By Pat Higgins | Sports Editor
Thirteen years later, are we safer?
According to a national survey conducted by the Pew Research Center and USA Today last month, 65 percent of adults say the world is more dangerous now than it was several years ago, while 67 percent say the Islamic militant group fighting in Iraq and Syria known as ISIS represents a major threat to the homeland.
Now it is thirteen years to the day after the worst attack on the U.S. homeland since Pearl Harbor. There has been more than a decade of modern warfare in Afghanistan, Iraq and now potentially Syria. More than two thirds of adults in America believe the world is a more dangerous place than it was in 2008. They also believe national security is a higher priority than the economy.
Following the release of two gruesome videos broadcasting the beheading of American journalists James Foley and Steven Sotloff, in recent weeks, ISIS has launched itself to the forefront of American thought. But on the 13th anniversary of 9/11, need we fear the threat of a jihadist-led attack on American soil?
ISIS continues to stockpile weapons and infantry and is growing day by day, but they are and will continue to lose the fight against the United States so long as our leaders maintain a presence in the Middle East to quell the spread of radical jihad.
Though only about 9,000 troops remain on the ground in Iraq, the U.S. military has been strategically bombing ISIS hideouts via airstrikes the last month. President Barack Obama told Meet the Press last week that the U.S. offensive will increase in the coming months.
“Over the course of months, we are going to be able to not just blunt the momentum of ISL,” Obama said. “We are going to systematically degrade their capabilities. We’re going to shrink the territory that they control. And ultimately, we’re going to defeat them.”
An approach like the one Obama proposed is proactive policy, and is a good policy indeed. Members of both al-Qaeda and ISIS have created a power vacuum in the time since the U.S. began pulling out troops and have been forced to find alternate safe havens in bordering countries like Syria.
They constantly face the threat of American missiles falling from the sky. They’re currently fighting a civil war for control of their own country.
According to reports from the Pentagon, there are 100 Americans fighting for militant groups in Syria with U.S. passports. But CNN’s national security analyst Peter Bergen believes Syria “could very well end up being a graveyard for Americans fighting there rather than a launch pad for attacks on the United States.”
In recent months many Americans have grown increasingly upset with the National Security Administration’s invasions of privacy. Individual privacy aside, we should applaud the NSA, Homeland Security and the other government agencies who continue to actively fight global terrorism.
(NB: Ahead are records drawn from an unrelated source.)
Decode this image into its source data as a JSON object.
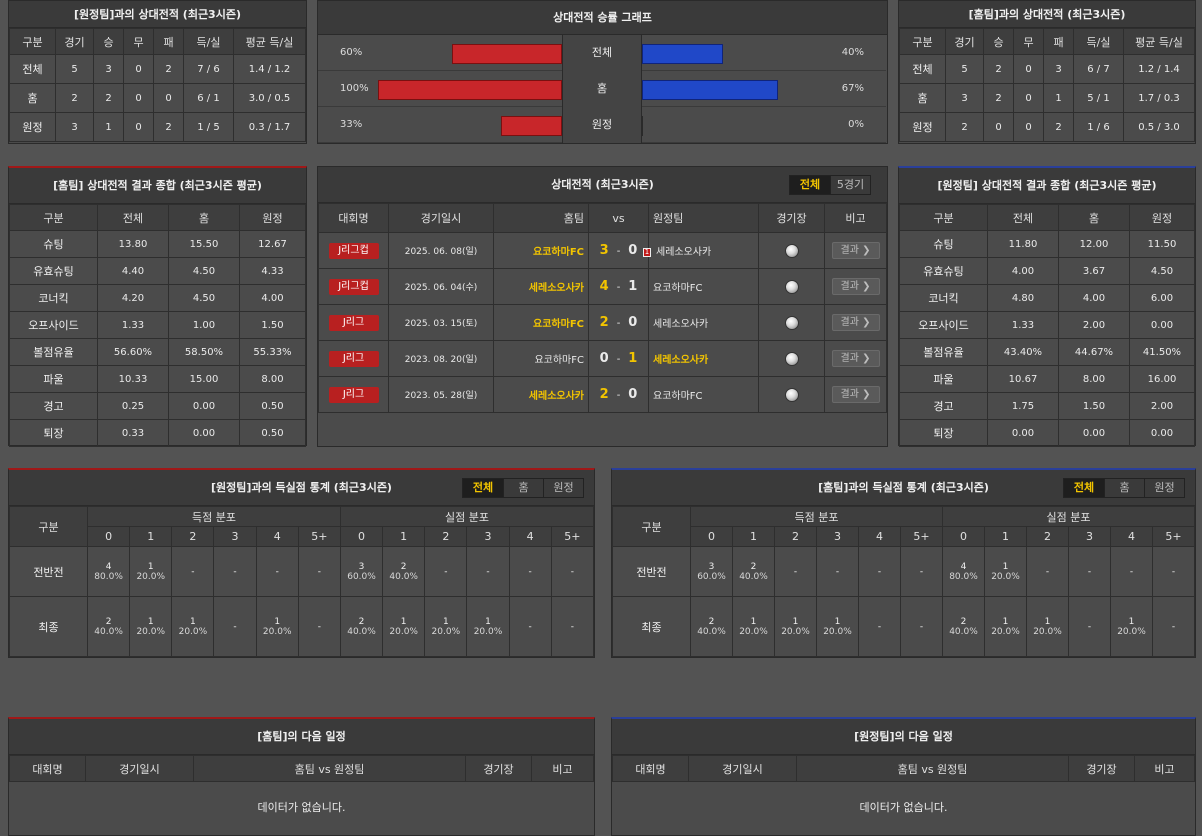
{
  "h2h_away": {
    "title": "[원정팀]과의 상대전적 (최근3시즌)",
    "headers": [
      "구분",
      "경기",
      "승",
      "무",
      "패",
      "득/실",
      "평균 득/실"
    ],
    "rows": [
      [
        "전체",
        "5",
        "3",
        "0",
        "2",
        "7 / 6",
        "1.4 / 1.2"
      ],
      [
        "홈",
        "2",
        "2",
        "0",
        "0",
        "6 / 1",
        "3.0 / 0.5"
      ],
      [
        "원정",
        "3",
        "1",
        "0",
        "2",
        "1 / 5",
        "0.3 / 1.7"
      ]
    ]
  },
  "graph": {
    "title": "상대전적 승률 그래프",
    "rows": [
      {
        "label": "전체",
        "left": "60%",
        "right": "40%",
        "left_val": 0.6,
        "right_val": 0.4
      },
      {
        "label": "홈",
        "left": "100%",
        "right": "67%",
        "left_val": 1.0,
        "right_val": 0.67
      },
      {
        "label": "원정",
        "left": "33%",
        "right": "0%",
        "left_val": 0.33,
        "right_val": 0.0
      }
    ]
  },
  "h2h_home": {
    "title": "[홈팀]과의 상대전적 (최근3시즌)",
    "headers": [
      "구분",
      "경기",
      "승",
      "무",
      "패",
      "득/실",
      "평균 득/실"
    ],
    "rows": [
      [
        "전체",
        "5",
        "2",
        "0",
        "3",
        "6 / 7",
        "1.2 / 1.4"
      ],
      [
        "홈",
        "3",
        "2",
        "0",
        "1",
        "5 / 1",
        "1.7 / 0.3"
      ],
      [
        "원정",
        "2",
        "0",
        "0",
        "2",
        "1 / 6",
        "0.5 / 3.0"
      ]
    ]
  },
  "summary_home": {
    "title": "[홈팀] 상대전적 결과 종합 (최근3시즌 평균)",
    "headers": [
      "구분",
      "전체",
      "홈",
      "원정"
    ],
    "rows": [
      [
        "슈팅",
        "13.80",
        "15.50",
        "12.67"
      ],
      [
        "유효슈팅",
        "4.40",
        "4.50",
        "4.33"
      ],
      [
        "코너킥",
        "4.20",
        "4.50",
        "4.00"
      ],
      [
        "오프사이드",
        "1.33",
        "1.00",
        "1.50"
      ],
      [
        "볼점유율",
        "56.60%",
        "58.50%",
        "55.33%"
      ],
      [
        "파울",
        "10.33",
        "15.00",
        "8.00"
      ],
      [
        "경고",
        "0.25",
        "0.00",
        "0.50"
      ],
      [
        "퇴장",
        "0.33",
        "0.00",
        "0.50"
      ]
    ]
  },
  "matches": {
    "title": "상대전적 (최근3시즌)",
    "tabs": [
      "전체",
      "5경기"
    ],
    "headers": {
      "comp": "대회명",
      "date": "경기일시",
      "home": "홈팀",
      "vs": "vs",
      "away": "원정팀",
      "venue": "경기장",
      "note": "비고"
    },
    "result_label": "결과 ❯",
    "rows": [
      {
        "comp": "J리그컵",
        "date": "2025. 06. 08(일)",
        "home": "요코하마FC",
        "hs": "3",
        "sep": "-",
        "as": "0",
        "away": "세레소오사카",
        "win": "home",
        "red": "1"
      },
      {
        "comp": "J리그컵",
        "date": "2025. 06. 04(수)",
        "home": "세레소오사카",
        "hs": "4",
        "sep": "-",
        "as": "1",
        "away": "요코하마FC",
        "win": "home",
        "red": ""
      },
      {
        "comp": "J리그",
        "date": "2025. 03. 15(토)",
        "home": "요코하마FC",
        "hs": "2",
        "sep": "-",
        "as": "0",
        "away": "세레소오사카",
        "win": "home",
        "red": ""
      },
      {
        "comp": "J리그",
        "date": "2023. 08. 20(일)",
        "home": "요코하마FC",
        "hs": "0",
        "sep": "-",
        "as": "1",
        "away": "세레소오사카",
        "win": "away",
        "red": ""
      },
      {
        "comp": "J리그",
        "date": "2023. 05. 28(일)",
        "home": "세레소오사카",
        "hs": "2",
        "sep": "-",
        "as": "0",
        "away": "요코하마FC",
        "win": "home",
        "red": ""
      }
    ]
  },
  "summary_away": {
    "title": "[원정팀] 상대전적 결과 종합 (최근3시즌 평균)",
    "headers": [
      "구분",
      "전체",
      "홈",
      "원정"
    ],
    "rows": [
      [
        "슈팅",
        "11.80",
        "12.00",
        "11.50"
      ],
      [
        "유효슈팅",
        "4.00",
        "3.67",
        "4.50"
      ],
      [
        "코너킥",
        "4.80",
        "4.00",
        "6.00"
      ],
      [
        "오프사이드",
        "1.33",
        "2.00",
        "0.00"
      ],
      [
        "볼점유율",
        "43.40%",
        "44.67%",
        "41.50%"
      ],
      [
        "파울",
        "10.67",
        "8.00",
        "16.00"
      ],
      [
        "경고",
        "1.75",
        "1.50",
        "2.00"
      ],
      [
        "퇴장",
        "0.00",
        "0.00",
        "0.00"
      ]
    ]
  },
  "goals_left": {
    "title": "[원정팀]과의 득실점 통계 (최근3시즌)",
    "tabs": [
      "전체",
      "홈",
      "원정"
    ],
    "col_label": "구분",
    "scored": "득점 분포",
    "conceded": "실점 분포",
    "buckets": [
      "0",
      "1",
      "2",
      "3",
      "4",
      "5+"
    ],
    "rows": [
      {
        "label": "전반전",
        "cells": [
          [
            "4",
            "80.0%"
          ],
          [
            "1",
            "20.0%"
          ],
          [
            "-",
            ""
          ],
          [
            "-",
            ""
          ],
          [
            "-",
            ""
          ],
          [
            "-",
            ""
          ],
          [
            "3",
            "60.0%"
          ],
          [
            "2",
            "40.0%"
          ],
          [
            "-",
            ""
          ],
          [
            "-",
            ""
          ],
          [
            "-",
            ""
          ],
          [
            "-",
            ""
          ]
        ]
      },
      {
        "label": "최종",
        "cells": [
          [
            "2",
            "40.0%"
          ],
          [
            "1",
            "20.0%"
          ],
          [
            "1",
            "20.0%"
          ],
          [
            "-",
            ""
          ],
          [
            "1",
            "20.0%"
          ],
          [
            "-",
            ""
          ],
          [
            "2",
            "40.0%"
          ],
          [
            "1",
            "20.0%"
          ],
          [
            "1",
            "20.0%"
          ],
          [
            "1",
            "20.0%"
          ],
          [
            "-",
            ""
          ],
          [
            "-",
            ""
          ]
        ]
      }
    ]
  },
  "goals_right": {
    "title": "[홈팀]과의 득실점 통계 (최근3시즌)",
    "tabs": [
      "전체",
      "홈",
      "원정"
    ],
    "col_label": "구분",
    "scored": "득점 분포",
    "conceded": "실점 분포",
    "buckets": [
      "0",
      "1",
      "2",
      "3",
      "4",
      "5+"
    ],
    "rows": [
      {
        "label": "전반전",
        "cells": [
          [
            "3",
            "60.0%"
          ],
          [
            "2",
            "40.0%"
          ],
          [
            "-",
            ""
          ],
          [
            "-",
            ""
          ],
          [
            "-",
            ""
          ],
          [
            "-",
            ""
          ],
          [
            "4",
            "80.0%"
          ],
          [
            "1",
            "20.0%"
          ],
          [
            "-",
            ""
          ],
          [
            "-",
            ""
          ],
          [
            "-",
            ""
          ],
          [
            "-",
            ""
          ]
        ]
      },
      {
        "label": "최종",
        "cells": [
          [
            "2",
            "40.0%"
          ],
          [
            "1",
            "20.0%"
          ],
          [
            "1",
            "20.0%"
          ],
          [
            "1",
            "20.0%"
          ],
          [
            "-",
            ""
          ],
          [
            "-",
            ""
          ],
          [
            "2",
            "40.0%"
          ],
          [
            "1",
            "20.0%"
          ],
          [
            "1",
            "20.0%"
          ],
          [
            "-",
            ""
          ],
          [
            "1",
            "20.0%"
          ],
          [
            "-",
            ""
          ]
        ]
      }
    ]
  },
  "next_home": {
    "title": "[홈팀]의 다음 일정",
    "headers": [
      "대회명",
      "경기일시",
      "홈팀  vs  원정팀",
      "경기장",
      "비고"
    ],
    "empty": "데이터가 없습니다."
  },
  "next_away": {
    "title": "[원정팀]의 다음 일정",
    "headers": [
      "대회명",
      "경기일시",
      "홈팀  vs  원정팀",
      "경기장",
      "비고"
    ],
    "empty": "데이터가 없습니다."
  },
  "colors": {
    "highlight": "#f2c400",
    "home_bar": "#c8262a",
    "away_bar": "#2048c8",
    "badge": "#b82020"
  },
  "icons": {
    "venue": "soccer-ball-icon",
    "red_card": "red-card-icon",
    "chevron": "chevron-right-icon"
  }
}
As wars rage across the globe in Africa, Ukraine, Pakistan, Israel, Syria and Iraq, Americans can rest easy knowing there hasn’t been a major offense against the American way since that morning on Sept. 11, 2001. For that, we can thank these government agencies for the security they continue to provide.
Although the threat of terror on American soil is always a real one, the best ISIS can do to strike fear in the eyes of Americans right now is to go on camera and broadcast the beheadings of our citizens. Assuming Pres. Obama obtains Congressional approval to expand the offensive against the latest group to threaten the American people, ISIS is a threat that our military will soon subdue.